El golpe, el retroceso violento venía de lejos. Todos sabemos que en la principal potencia del mundo de ese tiempo, los Estados Unidos, se decidió que los cambios en Chile podrían romper los equilibrios de la guerra fría y por tanto había que hacer todo, lo posible y lo imposible, por impedirlo. Todavía la tragedia chilena es una mancha en los cien años recién cumplidos por Henry Kissinger.
Pero con todo, la suerte no estaba echada, los golpistas eran fuertes y cada vez más fuertes, pero si los líderes de entonces hubiesen sido capaces de construir acuerdos, por mínimos que fueran, si toda la coalición del gobierno hubiese cumplido con su deber y respaldado al Presidente, todo habría podido ser distinto.
Ojalá, es fue una gran lección que aprendieron y aplicaron los líderes políticos de los 90′, ojalá nunca más la intransigencia nuble la razón. La violencia ahogue la política y olvidemos que sólo en los acuerdos el país basa su viabilidad. Sin acuerdo no somos viables. Sin acuerdos sólo repetiremos la historia una y otra vez.
Un asunto de la época que resulta relevante es que el Chile de ese tiempo vivía tiempos de cambios. Esos tiempos los catalizaron dos grandes proyectos, la revolución de libertad del Presidente Frei Montalva y la vía chilena al socialismo del Presidente Allende. Esos proyectos no se conjugaron sino se enfrentaron, como si fueran radicalmente opuestos. Esa también fue una lección que la oposición a la dictadura supo recoger en las décadas de los 80′ y los 90′. Unir a las fuerzas del cambio y no dividirlas fue el primer paso para los tiempos virtuosos que vivimos cuando la democracia regresó.
Volvamos al 73, en ese tiempo, cuando el dialogo se terminó, los adversarios se convirtieron en el enemigo y el alma de la coalición gobernante se dividió, vino lo peor de todo. El golpe.
Un golpe de estado es un crimen, aquí y en cualquier parte del mundo. Es lo peor que nos ha ocurrido, peor que la guerra civil del 91 y peor, para qué decir, que la dictadura de Ibáñez. El presidente muerto, las sedes de gobierno democráticos bombardeada. Todo como si fuera un apocalipsis, que nunca más quisiéramos vivir. Reitero, nada es peor que un golpe de estado, no hay razón que lo justifique, ni contexto que lo explique.
Después del golpe el nuevo poder se impuso por la fuerza y se inició un largo periodo de violación cotidiana de los derechos humanos, partiendo por el más básico, el derecho a la vida.

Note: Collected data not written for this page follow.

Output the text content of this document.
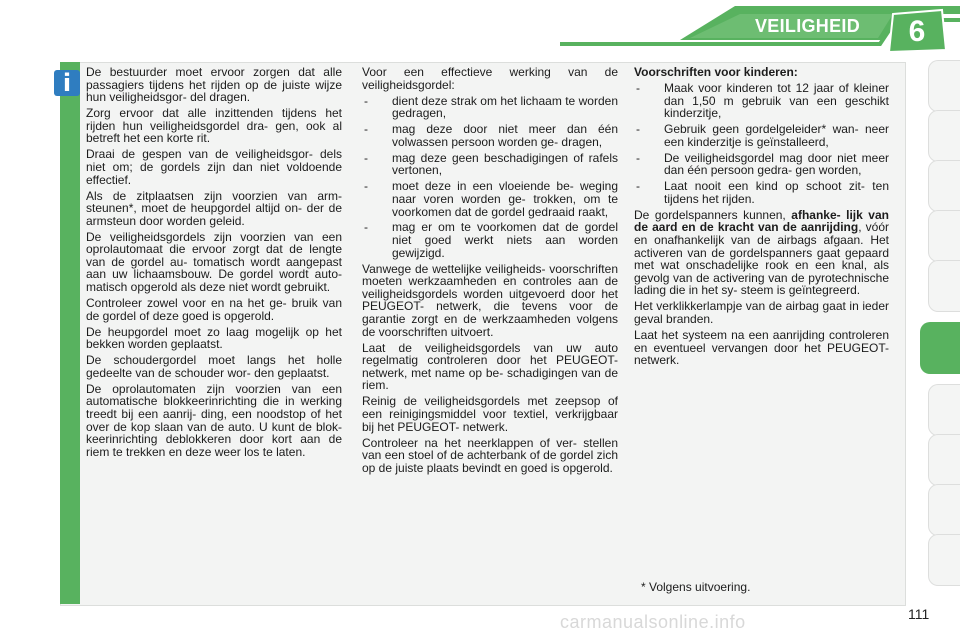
VEILIGHEID	6
i	De bestuurder moet ervoor zorgen dat alle passagiers tijdens het rijden op de juiste wijze hun veiligheidsgor- del dragen.

Zorg ervoor dat alle inzittenden tijdens het rijden hun veiligheidsgordel dra- gen, ook al betreft het een korte rit.

Draai de gespen van de veiligheidsgor- dels niet om; de gordels zijn dan niet voldoende effectief.

Als de zitplaatsen zijn voorzien van arm- steunen*, moet de heupgordel altijd on- der de armsteun door worden geleid.

De veiligheidsgordels zijn voorzien van een oprolautomaat die ervoor zorgt dat de lengte van de gordel au- tomatisch wordt aangepast aan uw lichaamsbouw. De gordel wordt auto- matisch opgerold als deze niet wordt gebruikt.

Controleer zowel voor en na het ge- bruik van de gordel of deze goed is opgerold.

De heupgordel moet zo laag mogelijk op het bekken worden geplaatst.

De schoudergordel moet langs het holle gedeelte van de schouder wor- den geplaatst.

De oprolautomaten zijn voorzien van een automatische blokkeerinrichting die in werking treedt bij een aanrij- ding, een noodstop of het over de kop slaan van de auto. U kunt de blok- keerinrichting deblokkeren door kort aan de riem te trekken en deze weer los te laten.

Voor een effectieve werking van de veiligheidsgordel:

- dient deze strak om het lichaam te worden gedragen,
- mag deze door niet meer dan één volwassen persoon worden ge- dragen,
- mag deze geen beschadigingen of rafels vertonen,
- moet deze in een vloeiende be- weging naar voren worden ge- trokken, om te voorkomen dat de gordel gedraaid raakt,
- mag er om te voorkomen dat de gordel niet goed werkt niets aan worden gewijzigd.

Vanwege de wettelijke veiligheids- voorschriften moeten werkzaamheden en controles aan de veiligheidsgordels worden uitgevoerd door het PEUGEOT- netwerk, die tevens voor de garantie zorgt en de werkzaamheden volgens de voorschriften uitvoert.

Laat de veiligheidsgordels van uw auto regelmatig controleren door het PEUGEOT-netwerk, met name op be- schadigingen van de riem.

Reinig de veiligheidsgordels met zeepsop of een reinigingsmiddel voor textiel, verkrijgbaar bij het PEUGEOT- netwerk.

Controleer na het neerklappen of ver- stellen van een stoel of de achterbank of de gordel zich op de juiste plaats bevindt en goed is opgerold.

Voorschriften voor kinderen:

- Maak voor kinderen tot 12 jaar of kleiner dan 1,50 m gebruik van een geschikt kinderzitje,
- Gebruik geen gordelgeleider* wan- neer een kinderzitje is geïnstalleerd,
- De veiligheidsgordel mag door niet meer dan één persoon gedra- gen worden,
- Laat nooit een kind op schoot zit- ten tijdens het rijden.

De gordelspanners kunnen, afhanke- lijk van de aard en de kracht van de aanrijding, vóór en onafhankelijk van de airbags afgaan. Het activeren van de gordelspanners gaat gepaard met wat onschadelijke rook en een knal, als gevolg van de activering van de pyrotechnische lading die in het sy- steem is geïntegreerd.

Het verklikkerlampje van de airbag gaat in ieder geval branden.

Laat het systeem na een aanrijding controleren en eventueel vervangen door het PEUGEOT-netwerk.

* Volgens uitvoering.
111
carmanualsonline.info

Era previsible, el golpe derrocó a un gobierno que tenía el apoyo de la mitad del país. En la elección de marzo de 1973, había obtenido el 44% de los votos. Sólo la violencia ejercida por el estado podía mantener al régimen. Pocos pudieron alzar la voz. Se distinguió la iglesia y las iglesias que defendieron, con grandes riesgos, los derechos de la gente, salvando vidas, protegiendo familias, tratando de despertar a los tribunales que parecían adormecidos.
Así las cosas, esa experiencia fue y es la primera enseñanza de los que reconstruyeron la democracia. Ojalá todos nos uniéramos en un juramento. Nunca más un golpe de estado, nunca más ejecutar un golpe de estado, nunca más alentarlo, nunca más facilitarlo. Pareciera simple, pero no lo es tanto.

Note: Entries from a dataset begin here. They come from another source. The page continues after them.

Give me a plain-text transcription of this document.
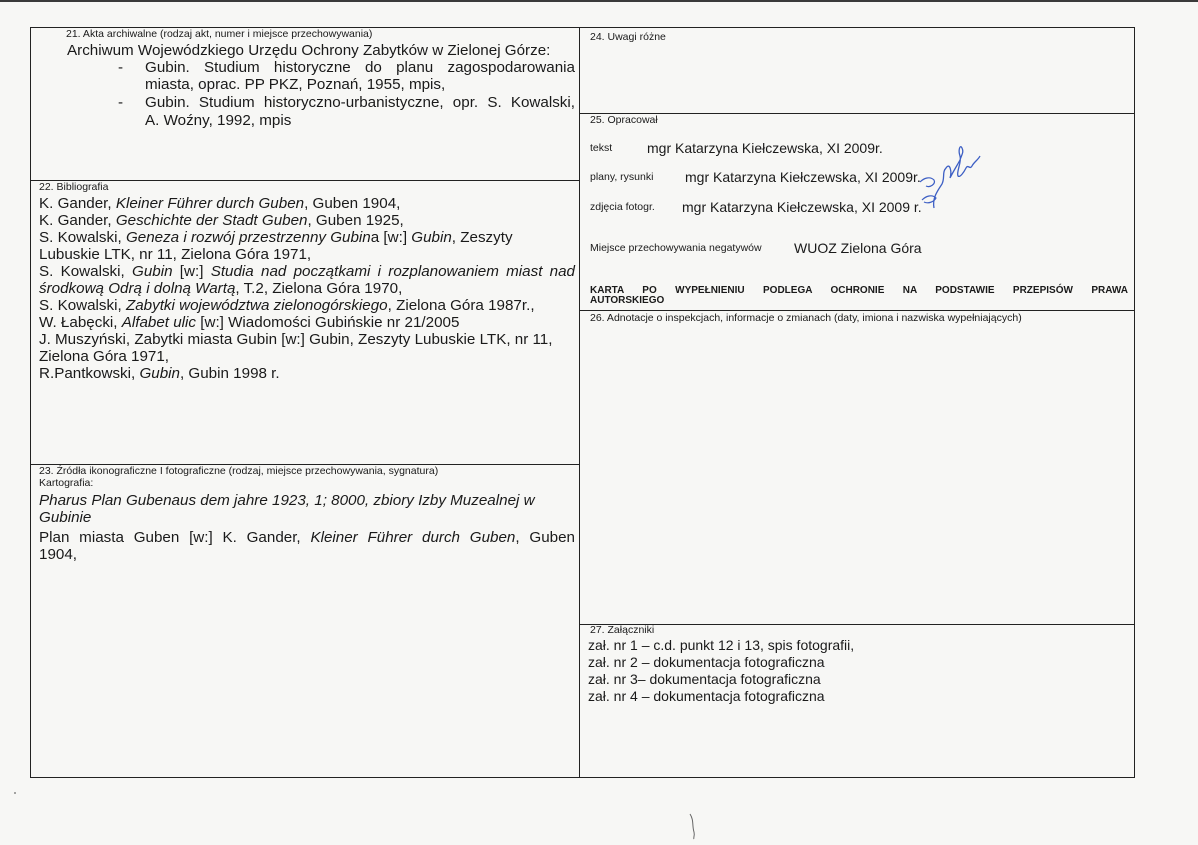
21. Akta archiwalne (rodzaj akt, numer i miejsce przechowywania)
Archiwum Wojewódzkiego Urzędu Ochrony Zabytków w Zielonej Górze:
- Gubin. Studium historyczne do planu zagospodarowania
miasta, oprac. PP PKZ, Poznań, 1955, mpis,
- Gubin. Studium historyczno-urbanistyczne, opr. S. Kowalski,
A. Woźny, 1992, mpis
22. Bibliografia
K. Gander, Kleiner Führer durch Guben, Guben 1904,
K. Gander, Geschichte der Stadt Guben, Guben 1925,
S. Kowalski, Geneza i rozwój przestrzenny Gubina [w:] Gubin, Zeszyty
Lubuskie LTK, nr 11, Zielona Góra 1971,
S. Kowalski, Gubin [w:] Studia nad początkami i rozplanowaniem miast nad
środkową Odrą i dolną Wartą, T.2, Zielona Góra 1970,
S. Kowalski, Zabytki województwa zielonogórskiego, Zielona Góra 1987r.,
W. Łabęcki, Alfabet ulic [w:] Wiadomości Gubińskie nr 21/2005
J. Muszyński, Zabytki miasta Gubin [w:] Gubin, Zeszyty Lubuskie LTK, nr 11,
Zielona Góra 1971,
R.Pantkowski, Gubin, Gubin 1998 r.
23. Źródła ikonograficzne I fotograficzne (rodzaj, miejsce przechowywania, sygnatura)
Kartografia:
Pharus Plan Gubenaus dem jahre 1923, 1; 8000, zbiory Izby Muzealnej w
Gubinie
Plan miasta Guben [w:] K. Gander, Kleiner Führer durch Guben, Guben
1904,
24. Uwagi różne
25. Opracował
tekst mgr Katarzyna Kiełczewska, XI 2009r.
plany, rysunki mgr Katarzyna Kiełczewska, XI 2009r.
zdjęcia fotogr. mgr Katarzyna Kiełczewska, XI 2009 r.
Miejsce przechowywania negatywów WUOZ Zielona Góra
KARTA PO WYPEŁNIENIU PODLEGA OCHRONIE NA PODSTAWIE PRZEPISÓW PRAWA
AUTORSKIEGO
26. Adnotacje o inspekcjach, informacje o zmianach (daty, imiona i nazwiska wypełniających)
27. Załączniki
zał. nr 1 – c.d. punkt 12 i 13, spis fotografii,
zał. nr 2 – dokumentacja fotograficzna
zał. nr 3– dokumentacja fotograficzna
zał. nr 4 – dokumentacja fotograficzna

Difícil, aunque indispensable es trazar la delgada línea entre las diferencias propias de la vida democrática y la confrontación. De algún modo el país logró, en las primeras décadas de la democracia, y trazar y reconocer ese límite. Privilegiando siempre el acuerdo y temiendo siempre a la confrontación.
Construir acuerdos, temer a la confrontación, aislar a la intolerancia, cuidar el lenguaje y separar aguas con la violencia, pareciera ser el aprendizaje principal que hicimos después de tanto dolor.
Ojalá no lo olvidemos. Siempre podemos ser mejores, pero siempre corremos el riesgo de ser peores.